C’est au-delà des frontières allemandes, et notamment à Paris, au Théâtre de la Ville, que Pina Bausch rencontre ses premiers succès critiques, reçoit ses premières éloges. Les spectacles se jouent à guichet fermé, les invitations se multiplient, et des oeuvres telles que Le Sacre du Printemps (1975), Café Müller (1978), Kontakthof (1978) ou Nelken (1982) font définitivement date dans l’histoire de la danse.

Entre deux extrêmes
« Quand on entrait dans la compagnie de Pina, se souvient Cristiana Morganti, on sentait assez vite que l’on faisait partie de quelque chose de spécial. Qu’on était en train de vivre quelque chose d’unique… Mais à un certain prix ! Pina travaillait avec des horaires impossibles, elle nous demandait d’aller au-delà de nos limites… Et elle était souvent imprévisible ! »

L’oeuvre de Pina Bausch repose sur la tension, l’oscillation permanente entre banalité et exceptionnel, entre tendresse et violence. Sur scène, la chorégraphe veut montrer des personnes ‘normales’, tout en révélant leur plus profonde intimité, leurs souffrances et combats intérieurs.

« Les choses les plus belles sont dans la plupart des cas entièrement cachées, disait Pina Bausch dans son discours donné à l’Université de Bologne, en 1999. C’est pourquoi j’aime travailler avec des danseurs qui ont une certaine timidité, de la pudeur, et qui ne s’exposent pas facilement. [...] La pudeur garantit que si quelqu’un montre quelque chose de très petit, cela est vraiment quelque chose de spécial et qu’on le perçoive comme tel. »

Perpétuelles interrogations
Pina Bausch répond aux questions par des questions, y compris au sujet de ses oeuvres.
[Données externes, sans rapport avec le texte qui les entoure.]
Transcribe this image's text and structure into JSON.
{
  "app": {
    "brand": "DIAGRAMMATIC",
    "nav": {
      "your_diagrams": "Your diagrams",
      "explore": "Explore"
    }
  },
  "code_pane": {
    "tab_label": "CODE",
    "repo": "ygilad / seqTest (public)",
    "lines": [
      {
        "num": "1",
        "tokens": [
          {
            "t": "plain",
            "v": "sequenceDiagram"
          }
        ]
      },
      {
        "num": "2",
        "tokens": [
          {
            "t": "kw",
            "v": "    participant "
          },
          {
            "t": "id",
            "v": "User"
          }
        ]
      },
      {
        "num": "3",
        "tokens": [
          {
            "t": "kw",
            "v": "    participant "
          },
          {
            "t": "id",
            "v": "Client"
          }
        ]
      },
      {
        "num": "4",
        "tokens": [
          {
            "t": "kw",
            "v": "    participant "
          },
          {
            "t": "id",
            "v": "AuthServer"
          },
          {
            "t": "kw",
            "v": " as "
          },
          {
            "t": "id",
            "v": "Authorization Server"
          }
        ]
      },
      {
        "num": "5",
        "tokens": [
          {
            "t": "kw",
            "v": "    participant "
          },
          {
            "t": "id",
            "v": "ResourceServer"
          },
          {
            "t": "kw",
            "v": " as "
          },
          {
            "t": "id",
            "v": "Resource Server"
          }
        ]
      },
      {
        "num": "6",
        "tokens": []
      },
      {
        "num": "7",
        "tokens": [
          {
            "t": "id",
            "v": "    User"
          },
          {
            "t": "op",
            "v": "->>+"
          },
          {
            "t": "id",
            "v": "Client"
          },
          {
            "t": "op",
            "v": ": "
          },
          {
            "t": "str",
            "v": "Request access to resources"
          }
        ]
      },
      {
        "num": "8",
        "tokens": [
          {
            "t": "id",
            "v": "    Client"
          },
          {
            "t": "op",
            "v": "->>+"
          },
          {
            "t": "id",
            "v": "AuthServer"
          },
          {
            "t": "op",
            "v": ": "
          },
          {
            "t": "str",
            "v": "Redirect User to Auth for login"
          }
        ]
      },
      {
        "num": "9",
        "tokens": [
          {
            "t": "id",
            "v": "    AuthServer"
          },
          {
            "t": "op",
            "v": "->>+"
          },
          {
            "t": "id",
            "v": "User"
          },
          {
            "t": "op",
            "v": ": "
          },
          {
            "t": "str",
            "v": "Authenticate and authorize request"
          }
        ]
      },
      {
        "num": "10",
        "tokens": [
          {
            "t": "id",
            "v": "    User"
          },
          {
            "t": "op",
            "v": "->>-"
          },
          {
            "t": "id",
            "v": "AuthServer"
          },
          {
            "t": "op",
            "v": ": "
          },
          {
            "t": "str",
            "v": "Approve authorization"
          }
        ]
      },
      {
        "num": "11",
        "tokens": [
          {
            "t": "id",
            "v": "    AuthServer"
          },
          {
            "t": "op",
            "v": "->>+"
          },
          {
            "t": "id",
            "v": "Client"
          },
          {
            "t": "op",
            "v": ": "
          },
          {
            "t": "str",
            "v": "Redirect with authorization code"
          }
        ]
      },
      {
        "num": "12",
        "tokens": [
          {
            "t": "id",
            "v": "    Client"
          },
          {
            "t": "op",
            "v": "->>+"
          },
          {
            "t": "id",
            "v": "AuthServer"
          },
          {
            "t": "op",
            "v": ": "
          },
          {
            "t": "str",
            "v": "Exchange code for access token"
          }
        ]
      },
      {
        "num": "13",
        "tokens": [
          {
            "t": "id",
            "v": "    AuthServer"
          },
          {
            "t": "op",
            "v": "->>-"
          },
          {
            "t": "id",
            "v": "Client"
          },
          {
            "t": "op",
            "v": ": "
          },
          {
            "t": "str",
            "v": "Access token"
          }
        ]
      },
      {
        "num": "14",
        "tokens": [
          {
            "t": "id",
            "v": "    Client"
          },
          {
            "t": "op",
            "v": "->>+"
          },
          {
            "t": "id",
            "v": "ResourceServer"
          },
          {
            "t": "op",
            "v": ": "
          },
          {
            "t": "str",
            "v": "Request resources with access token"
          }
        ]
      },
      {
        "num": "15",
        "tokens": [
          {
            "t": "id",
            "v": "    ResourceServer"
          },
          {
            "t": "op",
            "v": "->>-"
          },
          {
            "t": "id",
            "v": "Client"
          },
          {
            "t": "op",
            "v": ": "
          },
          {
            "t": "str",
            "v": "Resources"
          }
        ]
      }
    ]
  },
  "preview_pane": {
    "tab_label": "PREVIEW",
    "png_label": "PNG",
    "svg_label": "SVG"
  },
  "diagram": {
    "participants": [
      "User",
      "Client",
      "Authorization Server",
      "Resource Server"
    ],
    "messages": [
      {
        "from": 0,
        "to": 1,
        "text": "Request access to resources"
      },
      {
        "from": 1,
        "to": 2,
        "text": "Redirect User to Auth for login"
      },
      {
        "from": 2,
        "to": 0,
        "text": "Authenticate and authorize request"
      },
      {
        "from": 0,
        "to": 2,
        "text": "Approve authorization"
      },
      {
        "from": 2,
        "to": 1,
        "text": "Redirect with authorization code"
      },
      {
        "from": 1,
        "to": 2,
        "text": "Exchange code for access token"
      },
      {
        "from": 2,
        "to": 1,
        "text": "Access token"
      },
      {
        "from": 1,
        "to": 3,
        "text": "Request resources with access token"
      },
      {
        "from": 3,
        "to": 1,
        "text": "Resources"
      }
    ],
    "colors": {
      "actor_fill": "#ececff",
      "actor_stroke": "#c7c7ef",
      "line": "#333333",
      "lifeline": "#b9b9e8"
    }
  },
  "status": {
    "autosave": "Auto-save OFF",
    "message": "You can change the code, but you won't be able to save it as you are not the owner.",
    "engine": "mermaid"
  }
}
Ainsi lorsqu’on l’interroge sur le sens de Café Müller ou de Kontakthof, elle affirme ne pas à avoir de message à délivrer, encourage la subjectivité des spectateurs.

Au fur et à mesure des années, elle élargit cependant son spectre de questionnements, quitte la sphère des émotions intimes pour celle de la culture, de la société. Ses spectacles se font plus lumineux, et ses voyages l’encouragent à mettre en scène d’autres décors, d’autres traditions : la Sicile dans Palermo Palermo (1989), la Turquie dans Nefés (2003), le Japon dans Ten Shi (2004),la Chine dans Le Laveur de Vitres (2000) ...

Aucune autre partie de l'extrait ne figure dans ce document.